Um dos motivos que fundamentou a opção de não submeter determinados créditos à recuperação judicial, dentre eles, aquele garantido por alienação e/ou cessão fiduciária, foi incentivar a redução do custo de crédito no Brasil.
Desde a entrada em vigor da LRF, a extensão da não-submissão do crédito garantido por alienação e/ou cessão fiduciária gerou intensos debates. Um dos questionamentos que mais recentemente têm se deparado os tribunais envolve a classificação e o valor dos créditos com garantia fiduciária. Tais créditos devem ser tidos como totalmente extraconcursais ou eles deverão ser listados como extraconcursais até o limite do valor do bem dado em garantia na data da recuperação judicial?
De acordo com dois recentes acórdãos da 1ª Câmara Reservada de Direito Empresarial do Tribunal de Justiça do Estado de São Paulo ("TJSP"), nos agravos de instrumento de nºs. 2174315-41.2021.8.26.0000 e 2281729-35.2020.8.26.0000, interpostos no contexto da recuperação judicial do Grupo Atvos, um dos maiores grupos sucroalcooleiros do Brasil, os bens devem ser avaliados, para fins de definição do limite de extraconcursalidade do crédito garantido por alienação fiduciária, no momento em que o credor exercer o direito de executar a garantia, isto é, retomar o bem que estava na posse do seu devedor.
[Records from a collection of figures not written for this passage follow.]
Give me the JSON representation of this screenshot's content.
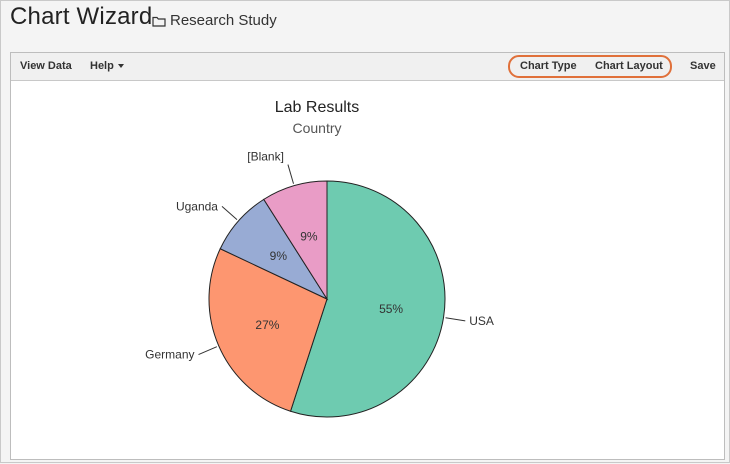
{
  "header": {
    "title": "Chart Wizard",
    "folder_icon": "folder-icon",
    "folder_label": "Research Study"
  },
  "toolbar": {
    "view_data": "View Data",
    "help": "Help",
    "chart_type": "Chart Type",
    "chart_layout": "Chart Layout",
    "save": "Save",
    "highlight_color": "#e0703a"
  },
  "chart_data": {
    "type": "pie",
    "title": "Lab Results",
    "subtitle": "Country",
    "slices": [
      {
        "label": "USA",
        "value": 55,
        "percent_label": "55%",
        "color": "#6ecbb0"
      },
      {
        "label": "Germany",
        "value": 27,
        "percent_label": "27%",
        "color": "#fd9670"
      },
      {
        "label": "Uganda",
        "value": 9,
        "percent_label": "9%",
        "color": "#98abd4"
      },
      {
        "label": "[Blank]",
        "value": 9,
        "percent_label": "9%",
        "color": "#e99cc6"
      }
    ]
  }
}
Nesse caso, as devedoras defendiam que a classificação do crédito deveria se realizar a partir da apuração do valor da garantia fiduciária na data do ajuizamento da recuperação judicial, a fim de se evitar distorções na lista de credores.
O órgão colegiado no julgamento sob a relatoria do desembargador Alexandre Lazzarini, porém, rejeitou a tese das devedoras, encampando aquela defendida pelos credores, e definiu que "somente depois de excutido o bem alienado fiduciariamente é que se apura o eventual saldo remanescente para posterior habilitação na recuperação como crédito quirografário".
De acordo com a câmara julgadora, eventual desvalorização da garantia não altera a natureza do crédito e tampouco a LRF faz qualquer ressalva nesse sentido, razão pela qual ainda que haja redução do valor do bem garantido em determinado momento, a diferença não se torna automaticamente um crédito sujeito à recuperação judicial.
O tribunal salientou, ainda, que o acolhimento da tese das recuperandas importaria em um enfraquecimento do instituto da alienação fiduciária, gerando insegurança jurídica e elevando o risco na concessão de financiamentos, o que traria reflexos nos juros praticados pelas instituições financeiras e prejuízos a todos os stakeholders.
A impossibilidade de acolhimento da interpretação defendida pelas devedoras estaria também relacionada ao fato de que esta "mudaria por completo o cenário traçado pelas partes quando da celebração do contrato de financiamento", o que seria indevido por violar o pactuado entre as partes e a boa-fé, em especial dado que a garantia fiduciária teria sido essencial à concessão do financiamento e a recuperação judicial não exime a empresa em crise de cumprir com suas obrigações contratuais.
Ao nosso ver, o entendimento exarado pelo TJSP na recuperação judicial do Grupo Atvos está correto na medida em que o bem alienado fiduciariamente - independentemente de seu valor no momento da recuperação judicial - garante a dívida e a integralidade do valor obtido em sua execução deve ser utilizada na amortização do crédito. Caso contrário, autorizar-se-ia a criação de uma indevida limitação à garantia originalmente contratada, o que beneficiaria, sem qualquer fundamento legal, o devedor/prestador da garantia e iria de encontro ao expressamente previsto no art. 49, §3º, da LRF.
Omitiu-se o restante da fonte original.